Saturday, April 5, 2014
Indiana Oak Is in Whiskey Barrels, But Not Very Much
This is from the web site of a new micro-distillery in Indiana: "Did you know that a significant portion of the whiskey in the world, both in Kentucky and Scotland, is matured in barrels made from oak trees grown right here in Indiana?"
The accuracy of that statement depends on your definition of the word "significant." Other Indiana distilleries have claimed it as well. Basically, the statement is false. They all seem to be getting their information from someone they believe is a good source, who told one of them that the world's largest barrel maker gets 60 percent of its white oak from Indiana forests, but the source's boss says that isn't so.
"At our mill in Southern Indiana," says Brad Boswell, President of Independent Stave Company (ISC), "we process white oak logs from Indiana, all the bordering states and a few other states.

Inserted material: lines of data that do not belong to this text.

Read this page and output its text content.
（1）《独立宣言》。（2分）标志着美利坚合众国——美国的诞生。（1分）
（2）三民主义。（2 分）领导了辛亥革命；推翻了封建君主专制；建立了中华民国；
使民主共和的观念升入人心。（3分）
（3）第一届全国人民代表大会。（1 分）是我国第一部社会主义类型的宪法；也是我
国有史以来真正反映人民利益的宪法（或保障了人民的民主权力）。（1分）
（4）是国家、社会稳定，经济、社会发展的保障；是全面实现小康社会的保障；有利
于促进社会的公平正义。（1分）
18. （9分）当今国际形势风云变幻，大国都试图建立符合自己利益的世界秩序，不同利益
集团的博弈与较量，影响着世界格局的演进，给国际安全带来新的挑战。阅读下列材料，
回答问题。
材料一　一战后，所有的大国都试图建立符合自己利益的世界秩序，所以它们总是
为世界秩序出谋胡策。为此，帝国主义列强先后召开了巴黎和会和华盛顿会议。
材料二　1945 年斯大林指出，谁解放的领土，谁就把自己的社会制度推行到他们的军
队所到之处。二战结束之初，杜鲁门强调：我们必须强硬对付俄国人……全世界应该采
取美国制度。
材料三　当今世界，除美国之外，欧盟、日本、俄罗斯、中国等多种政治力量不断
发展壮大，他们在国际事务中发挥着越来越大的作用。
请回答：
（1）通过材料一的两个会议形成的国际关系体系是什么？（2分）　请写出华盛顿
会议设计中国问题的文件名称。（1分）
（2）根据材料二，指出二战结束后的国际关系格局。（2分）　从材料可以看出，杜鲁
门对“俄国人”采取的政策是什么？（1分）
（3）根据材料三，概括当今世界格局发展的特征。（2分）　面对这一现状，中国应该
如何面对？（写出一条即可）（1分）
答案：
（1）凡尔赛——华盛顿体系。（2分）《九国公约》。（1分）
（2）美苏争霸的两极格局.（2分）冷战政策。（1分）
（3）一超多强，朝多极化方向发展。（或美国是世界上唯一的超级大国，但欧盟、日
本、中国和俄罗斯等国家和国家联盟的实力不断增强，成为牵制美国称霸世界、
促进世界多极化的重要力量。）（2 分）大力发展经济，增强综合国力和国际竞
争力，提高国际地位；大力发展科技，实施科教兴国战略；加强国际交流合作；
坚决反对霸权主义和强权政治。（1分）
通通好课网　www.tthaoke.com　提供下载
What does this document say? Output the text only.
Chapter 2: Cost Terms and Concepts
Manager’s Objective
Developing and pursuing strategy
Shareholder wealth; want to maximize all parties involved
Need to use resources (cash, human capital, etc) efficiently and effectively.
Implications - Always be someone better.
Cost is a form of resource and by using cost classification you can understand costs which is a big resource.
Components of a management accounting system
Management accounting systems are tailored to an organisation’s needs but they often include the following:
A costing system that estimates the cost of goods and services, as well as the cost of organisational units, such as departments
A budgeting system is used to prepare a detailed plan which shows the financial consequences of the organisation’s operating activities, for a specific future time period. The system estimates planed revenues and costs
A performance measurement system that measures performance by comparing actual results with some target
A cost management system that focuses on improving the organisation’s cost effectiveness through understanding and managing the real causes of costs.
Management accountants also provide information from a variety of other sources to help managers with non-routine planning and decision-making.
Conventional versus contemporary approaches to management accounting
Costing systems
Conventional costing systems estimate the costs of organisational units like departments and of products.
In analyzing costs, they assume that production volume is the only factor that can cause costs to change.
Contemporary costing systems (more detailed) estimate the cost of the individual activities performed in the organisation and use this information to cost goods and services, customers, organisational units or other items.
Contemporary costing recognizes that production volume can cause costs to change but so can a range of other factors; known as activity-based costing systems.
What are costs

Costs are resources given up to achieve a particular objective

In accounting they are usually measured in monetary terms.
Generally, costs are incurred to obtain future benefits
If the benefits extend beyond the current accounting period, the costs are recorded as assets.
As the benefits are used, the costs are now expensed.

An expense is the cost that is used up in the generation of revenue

I’m sure the person you talked with assumed Indiana forests were the primary if not the only source of logs for an Indiana mill."
The Indiana mill is Blue River Wood Products in Salem, Indiana. Salem is about 40 miles northwest of Louisville. The mill is owned by American Stave Company, a subsidiary of ISC.

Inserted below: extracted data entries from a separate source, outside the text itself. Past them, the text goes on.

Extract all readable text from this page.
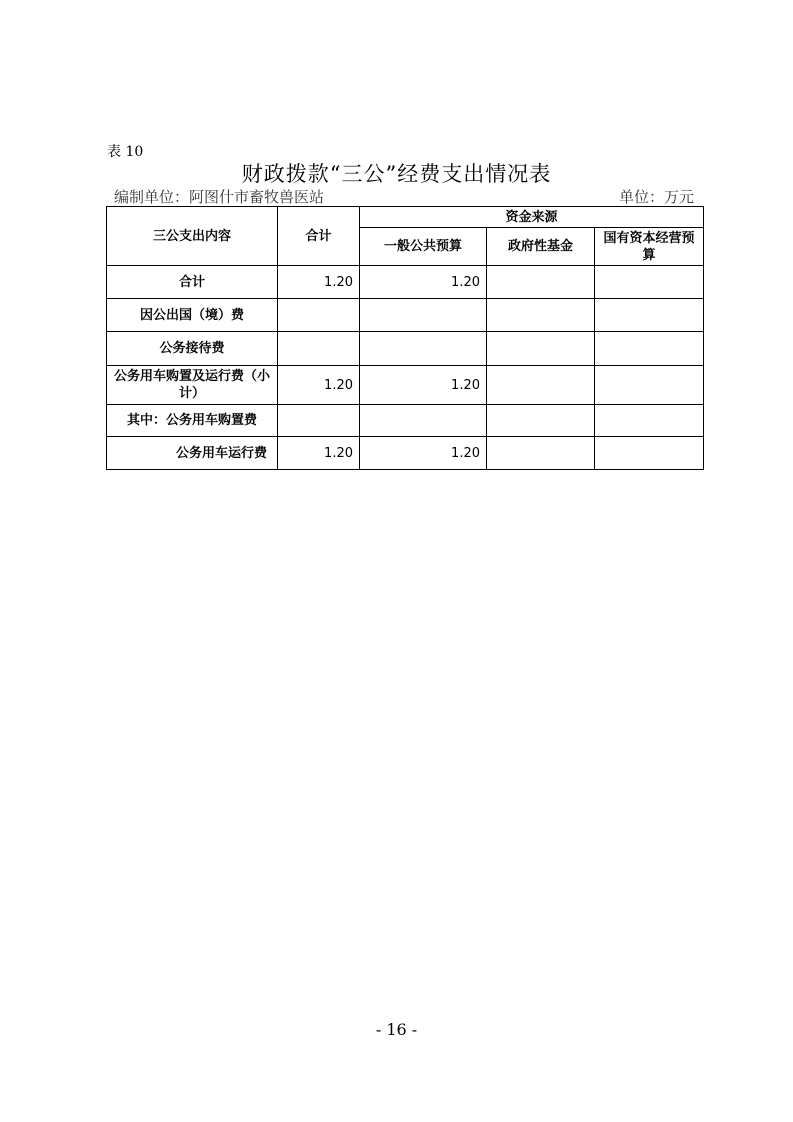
表 10
财政拨款“三公”经费支出情况表
编制单位：阿图什市畜牧兽医站	单位：万元
三公支出内容	合计	资金来源		
		一般公共预算	政府性基金	国有资本经营预算
合计	1.20	1.20		
因公出国（境）费				
公务接待费				
公务用车购置及运行费（小计）	1.20	1.20		
其中：公务用车购置费				
公务用车运行费	1.20	1.20		
- 16 -
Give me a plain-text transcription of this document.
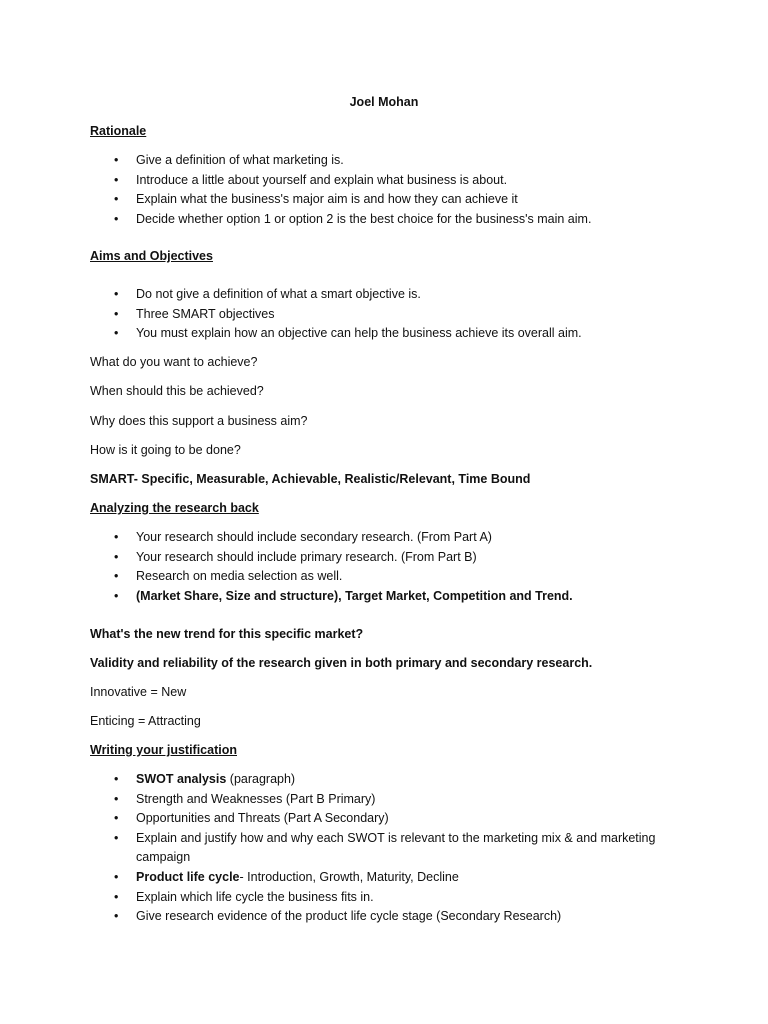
Joel Mohan
Rationale
• Give a definition of what marketing is.
• Introduce a little about yourself and explain what business is about.
• Explain what the business's major aim is and how they can achieve it
• Decide whether option 1 or option 2 is the best choice for the business's main aim.
Aims and Objectives
• Do not give a definition of what a smart objective is.
• Three SMART objectives
• You must explain how an objective can help the business achieve its overall aim.
What do you want to achieve?
When should this be achieved?
Why does this support a business aim?
How is it going to be done?
SMART- Specific, Measurable, Achievable, Realistic/Relevant, Time Bound
Analyzing the research back
• Your research should include secondary research. (From Part A)
• Your research should include primary research. (From Part B)
• Research on media selection as well.
• (Market Share, Size and structure), Target Market, Competition and Trend.
What's the new trend for this specific market?
Validity and reliability of the research given in both primary and secondary research.
Innovative = New
Enticing = Attracting
Writing your justification
• SWOT analysis (paragraph)
• Strength and Weaknesses (Part B Primary)
• Opportunities and Threats (Part A Secondary)
• Explain and justify how and why each SWOT is relevant to the marketing mix & and marketing campaign
• Product life cycle- Introduction, Growth, Maturity, Decline
• Explain which life cycle the business fits in.
• Give research evidence of the product life cycle stage (Secondary Research)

For the most part, cooperages neither own white oak timber stands nor log them. The property owners hire loggers to cut the trees and transport them to the nearest stave mill. The stave mill accepts the logs that meet its standards and roughly cuts them into barrel staves and head pieces. The wood is then shipped to one of the company's cooperages. "Unfortunately, we do not publicly disclose details as to which of our mills provide what percentage of raw material to each of our five cooperages," says Boswell. At the cooperage, the oak is air-seasoned for up to two years before being made into barrels.
ISC is based in Missouri, where it has two stave mills and a cooperage. The company has always said that most of the wood for its whiskey barrels is Ozark oak from Missouri and Arkansas. The company's other main cooperage for whiskey barrels is Kentucky Cooperage in Lebanon, Kentucky. The other three cooperages primarily make wine barrels.
The company's fourth stave mill is in Zanesville, Ohio, which is close to Ohio's borders with Pennsylvania and West Virginia. ISC's Log Procurement Division is staffed with 15 buyers who cover more than ten states to supply the four mills with high quality white oak stave logs.